Le maintien par le gouvernement, envers et contre tout, du cap de sa politique économique conjugué à l'accumulation de promesses non tenues, alimente une défiance sans précédent des Français à l'égard de l'exécutif.
Il est "hors de question" de changer de politique face à la panne de la croissance, a réaffirmé Manuel Valls le chef du gouvernement au Journal du Dimanche, jugeant même "irresponsables" ceux qui, de plus en plus bruyants à gauche, appellent à une autre stratégie.
Manuel Valls prône une nouvelle fois "un discours de vérité" et en appelle à la patience des Français: "La politique que le président de la République a décidé de mettre en œuvre nécessite du temps pour produire des résultats".
Et d'invoquer le "pacte de responsabilité et ses 41 milliards de baisse du coût du travail (qui) vont véritablement entrer en œuvre maintenant".
Problème: l'exécutif affronte la défiance, voire l'exaspération de Français. Plus de huit sur 10 n'ont plus confiance en lui pour combattre efficacement un chômage record, relancer la croissance et réduire les déficits, selon un sondage Ifop publié dans le même JDD.
Quant à la cote de popularité de François Hollande, elle est désespérément basse depuis plusieurs mois, restant autour - voire en dessous - de 20% et entraînant dans sa chute celle du Premier ministre.
Emploi, croissance, déficit : les engagements du chef de l'Etat n'ont pas été tenus. Maintes fois promise, l'"inversion de la courbe du chômage" a fait long feu. La croissance s'est révélée nulle au deuxième comme au premier trimestre. Quant au déficit public, il sera "supérieur à 4% du Produit intérieur brut en 2014", a admis le ministre des Finances Michel Sapin.
L'objectif d'un retour à la norme européenne de 3% en 2015 s'en trouve ainsi irrémédiablement compromis, contraignant l'exécutif à implorer la clémence de Bruxelles et de ses partenaires européens et à demander une réorientation des politiques de l'UE en faveur de la croissance et de l'emploi.
Berlin a cependant déjà répliqué par un "nein" cinglant, alors que François Hollande espère rallier à sa cause les dirigeants européens sociaux-démocrates d'ici au sommet du 30 août.
Dernier engagement en date du chef de l'Etat, le maintien du rang économique de la France dans le monde sera bien difficile à tenir. "La France, cinquième puissance économique du monde (...) entend, par les réformes qu'elle engage, rester à ce niveau", a lancé François Hollande vendredi.
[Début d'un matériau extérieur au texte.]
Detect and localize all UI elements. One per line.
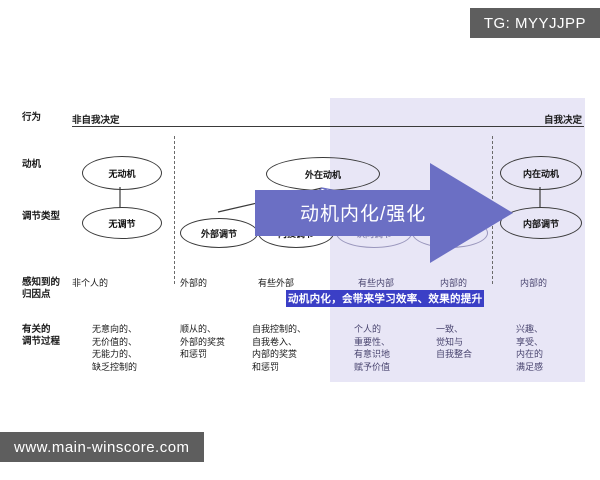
process-4: 个人的 重要性、 有意识地 赋予价值 [354, 323, 390, 373]
locus-4: 有些内部 [358, 277, 394, 290]
node-external-regulation: 外部调节 [180, 218, 258, 248]
locus-6: 内部的 [520, 277, 547, 290]
node-amotivation: 无动机 [82, 156, 162, 190]
process-2: 顺从的、 外部的奖赏 和惩罚 [180, 323, 225, 361]
locus-1: 非个人的 [72, 277, 108, 290]
site-watermark-chip: www.main-winscore.com [0, 432, 204, 462]
locus-5: 内部的 [440, 277, 467, 290]
caption-banner: 动机内化，会带来学习效率、效果的提升 [286, 290, 484, 307]
process-5: 一致、 觉知与 自我整合 [436, 323, 472, 361]
internalization-arrow-label: 动机内化/强化 [300, 199, 426, 226]
process-6: 兴趣、 享受、 内在的 满足感 [516, 323, 543, 373]
process-3: 自我控制的、 自我卷入、 内部的奖赏 和惩罚 [252, 323, 306, 373]
locus-2: 外部的 [180, 277, 207, 290]
tag-watermark-chip: TG: MYYJJPP [470, 8, 600, 38]
process-1: 无意向的、 无价值的、 无能力的、 缺乏控制的 [92, 323, 137, 373]
node-non-regulation: 无调节 [82, 207, 162, 239]
diagram-canvas: 非自我决定 自我决定 行为 动机 调节类型 感知到的 归因点 有关的 调节过程 … [0, 0, 600, 480]
locus-3: 有些外部 [258, 277, 294, 290]
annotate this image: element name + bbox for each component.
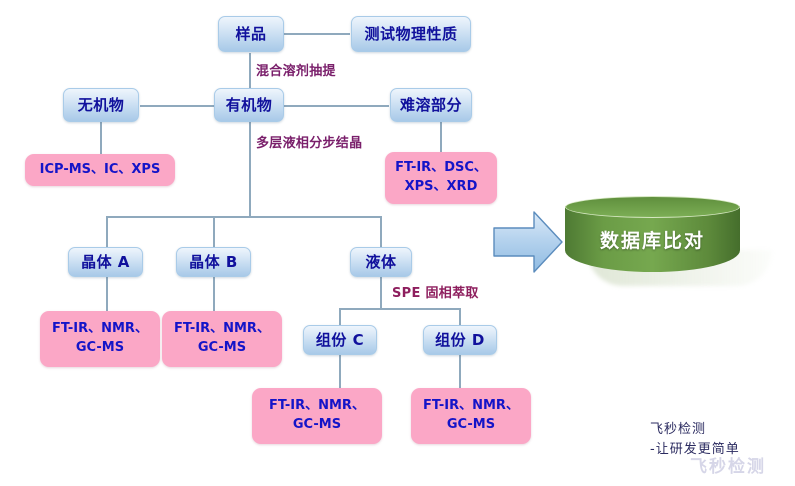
edge-label-crystallization: 多层液相分步结晶 <box>256 132 362 151</box>
node-crystal-a[interactable]: 晶体 A <box>68 247 143 277</box>
node-insoluble[interactable]: 难溶部分 <box>390 88 472 122</box>
connector-bus-to-liquid <box>380 216 382 247</box>
methods-insoluble[interactable]: FT-IR、DSC、 XPS、XRD <box>385 152 497 204</box>
connector-inorganic-to-methods <box>100 122 102 154</box>
methods-inorganic-label: ICP-MS、IC、XPS <box>40 161 161 180</box>
node-crystal-b-label: 晶体 B <box>189 253 238 271</box>
methods-fraction-c[interactable]: FT-IR、NMR、 GC-MS <box>252 388 382 444</box>
methods-fraction-d-line2: GC-MS <box>447 416 495 435</box>
connector-fraction-d-to-methods <box>459 355 461 388</box>
node-fraction-d-label: 组份 D <box>435 331 485 349</box>
connector-spe-to-fraction-c <box>339 308 341 325</box>
methods-fraction-d-line1: FT-IR、NMR、 <box>423 397 519 416</box>
connector-crystal-a-to-methods <box>106 277 108 311</box>
methods-crystal-b-line1: FT-IR、NMR、 <box>174 320 270 339</box>
methods-crystal-a-line2: GC-MS <box>76 339 124 358</box>
connector-sample-to-organic <box>249 53 251 90</box>
flowchart-canvas: 样品 测试物理性质 无机物 有机物 难溶部分 晶体 A 晶体 B 液体 组份 C… <box>0 0 795 486</box>
brand-line-1: 飞秒检测 <box>650 420 740 440</box>
database-cylinder[interactable]: 数据库比对 <box>565 196 740 286</box>
node-inorganic[interactable]: 无机物 <box>63 88 139 122</box>
node-fraction-c-label: 组份 C <box>316 331 364 349</box>
node-liquid-label: 液体 <box>365 253 396 271</box>
methods-fraction-c-line1: FT-IR、NMR、 <box>269 397 365 416</box>
node-organic-label: 有机物 <box>226 96 273 114</box>
methods-fraction-d[interactable]: FT-IR、NMR、 GC-MS <box>411 388 531 444</box>
methods-fraction-c-line2: GC-MS <box>293 416 341 435</box>
node-physical-test[interactable]: 测试物理性质 <box>351 16 471 52</box>
brand-watermark: 飞秒检测 <box>690 452 766 477</box>
methods-insoluble-line2: XPS、XRD <box>405 178 478 197</box>
connector-organic-down <box>249 122 251 217</box>
connector-spe-to-fraction-d <box>459 308 461 325</box>
node-sample[interactable]: 样品 <box>218 16 284 52</box>
connector-spe-bus <box>339 308 460 310</box>
methods-crystal-a[interactable]: FT-IR、NMR、 GC-MS <box>40 311 160 367</box>
methods-inorganic[interactable]: ICP-MS、IC、XPS <box>25 154 175 186</box>
node-inorganic-label: 无机物 <box>78 96 125 114</box>
node-fraction-d[interactable]: 组份 D <box>423 325 497 355</box>
node-physical-test-label: 测试物理性质 <box>364 25 457 43</box>
connector-organic-to-inorganic <box>140 105 214 107</box>
connector-bus-to-crystal-a <box>106 216 108 247</box>
connector-fraction-c-to-methods <box>339 355 341 388</box>
arrow-to-database <box>492 208 564 276</box>
node-crystal-b[interactable]: 晶体 B <box>176 247 251 277</box>
methods-crystal-b[interactable]: FT-IR、NMR、 GC-MS <box>162 311 282 367</box>
database-label: 数据库比对 <box>565 226 740 253</box>
right-arrow-icon <box>492 208 564 276</box>
methods-insoluble-line1: FT-IR、DSC、 <box>395 159 487 178</box>
node-sample-label: 样品 <box>235 25 266 43</box>
methods-crystal-b-line2: GC-MS <box>198 339 246 358</box>
connector-liquid-down <box>380 277 382 308</box>
connector-organic-to-insoluble <box>284 105 389 107</box>
node-organic[interactable]: 有机物 <box>214 88 284 122</box>
connector-crystal-b-to-methods <box>213 277 215 311</box>
methods-crystal-a-line1: FT-IR、NMR、 <box>52 320 148 339</box>
connector-split-bus <box>106 216 381 218</box>
node-fraction-c[interactable]: 组份 C <box>303 325 377 355</box>
node-liquid[interactable]: 液体 <box>350 247 412 277</box>
node-insoluble-label: 难溶部分 <box>400 96 462 114</box>
edge-label-extraction: 混合溶剂抽提 <box>256 60 336 79</box>
connector-bus-to-crystal-b <box>213 216 215 247</box>
node-crystal-a-label: 晶体 A <box>81 253 130 271</box>
edge-label-spe: SPE 固相萃取 <box>392 282 479 301</box>
connector-insoluble-to-methods <box>440 122 442 152</box>
connector-sample-to-physical-test <box>284 33 350 35</box>
cylinder-top-ellipse <box>565 196 740 218</box>
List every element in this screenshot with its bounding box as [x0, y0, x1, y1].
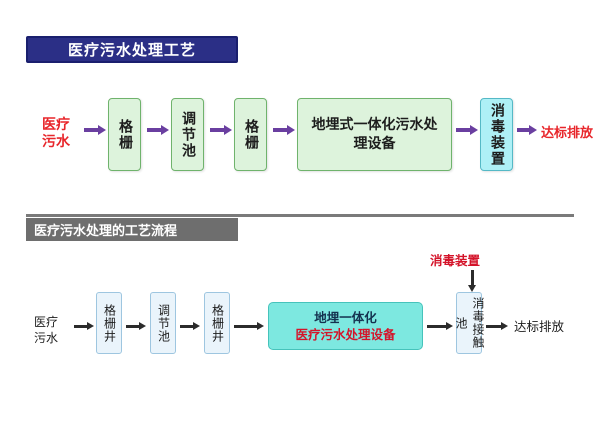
flow2-arrow-4	[234, 322, 264, 330]
flow1-arrow-1	[84, 125, 106, 135]
flow2-arrow-3	[180, 322, 200, 330]
flow1-node-2[interactable]: 调节池	[171, 98, 204, 171]
flow2-end-label: 达标排放	[514, 316, 564, 335]
flow2-node-4-line1: 地埋一体化	[314, 309, 377, 326]
flow2-node-4-line2: 医疗污水处理设备	[295, 326, 395, 343]
flow2-start-label: 医疗 污水	[22, 314, 70, 346]
flow1-arrow-5	[456, 125, 478, 135]
flow2-callout-arrow	[468, 270, 476, 292]
flow2-node-1[interactable]: 格栅井	[96, 292, 122, 354]
flow1-arrow-3	[210, 125, 232, 135]
flow2-node-5[interactable]: 消毒接触池	[456, 292, 482, 354]
flow1-arrow-6	[517, 125, 537, 135]
process-flow-diagram-2: 医疗 污水 格栅井 调节池 格栅井 地埋一体化 医疗污水处理设备 消毒装置 消毒…	[0, 250, 600, 410]
flow2-arrow-1	[74, 322, 94, 330]
flow2-node-4[interactable]: 地埋一体化 医疗污水处理设备	[268, 302, 423, 350]
flow1-node-5[interactable]: 消毒装置	[480, 98, 513, 171]
flow2-node-2[interactable]: 调节池	[150, 292, 176, 354]
flow1-node-1[interactable]: 格栅	[108, 98, 141, 171]
flow1-start-label: 医疗 污水	[30, 117, 82, 151]
flow1-arrow-2	[147, 125, 169, 135]
flow2-start-label-line1: 医疗	[22, 314, 70, 330]
section-2-divider	[26, 214, 574, 217]
flow2-arrow-6	[486, 322, 508, 330]
flow2-start-label-line2: 污水	[22, 330, 70, 346]
process-flow-diagram-1: 医疗 污水 格栅 调节池 格栅 地埋式一体化污水处理设备 消毒装置 达标排放	[0, 85, 600, 195]
flow2-node-3[interactable]: 格栅井	[204, 292, 230, 354]
flow1-node-4[interactable]: 地埋式一体化污水处理设备	[297, 98, 452, 171]
section-2-title: 医疗污水处理的工艺流程	[26, 218, 238, 241]
flow2-arrow-2	[126, 322, 146, 330]
flow1-node-3[interactable]: 格栅	[234, 98, 267, 171]
flow1-start-label-line1: 医疗	[30, 117, 82, 134]
flow1-arrow-4	[273, 125, 295, 135]
flow1-end-label: 达标排放	[537, 125, 597, 142]
flow2-arrow-5	[427, 322, 453, 330]
flow2-callout-label: 消毒装置	[430, 250, 480, 269]
flow1-start-label-line2: 污水	[30, 134, 82, 151]
section-1-title: 医疗污水处理工艺	[26, 36, 238, 63]
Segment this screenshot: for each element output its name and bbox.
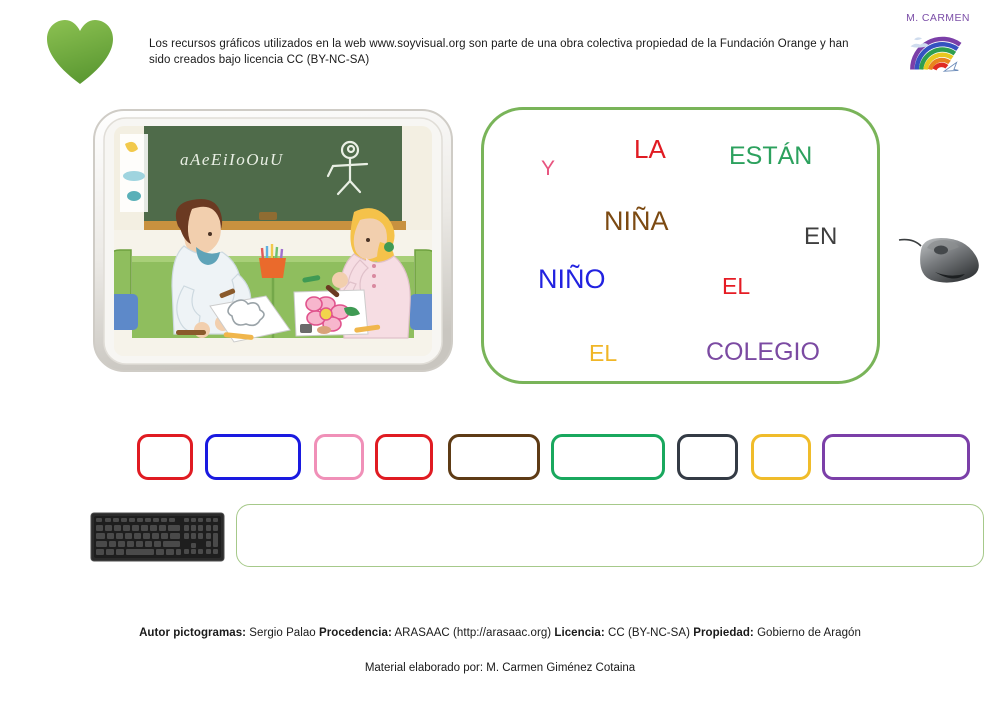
footer-author-line: Material elaborado por: M. Carmen Giméne…	[0, 662, 1000, 674]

Mais il lui faudra résister à la poussée des pays émergents: Inde, Brésil, Russie...
- 'Désillusion' -
En attendant, constance ou obstination, le gouvernement s'attire une avalanche de critiques. Jean-Claude Mailly, secrétaire général de Force ouvrière, dénonce une "erreur".
"Il faut savoir réajuster une politique économique quand elle ne fonctionne pas, là visiblement, on ne réajuste pas", plaide-t-il, mettant en garde contre un climat social "tendu" qu'une "étincelle" pourrait embraser.
"Alors que les Français voient le mur arriver, Manuel Valls affiche sa détermination à nous mener droit dedans", a ironisé l'UMP Eric Ciotti. L'ex-ministre UMP Laurent Wauquiez a de son côté estimé que "c'est la nullité de ce gouvernement et de la politique économique menée par le président de la République qui affaiblissent notre pays et le plongent dans une crise profonde".
Quant à Cécile Duflot (EELV), elle a emprunté au latin pour tweeter : "cuiusvis hominis est errare, nullius nisi insipientis perseverare in error" (tout homme peut se tromper, mais seul l'insensé persiste). L'ex-ministre du Logement s'apprête, selon le JDD, à témoigner de son expérience au sein du gouvernement Ayrault dans un livre au titre évocateur: "Voyage au pays de la désillusion".
Le Premier ministre exprime une "volonté de cohérence, de continuité et d'approfondissement pour obtenir des résultats", oppose-t-on dans l'entourage de François Hollande qui envisage cependant "des mesures complémentaires afin de dynamiser et de libérer la croissance".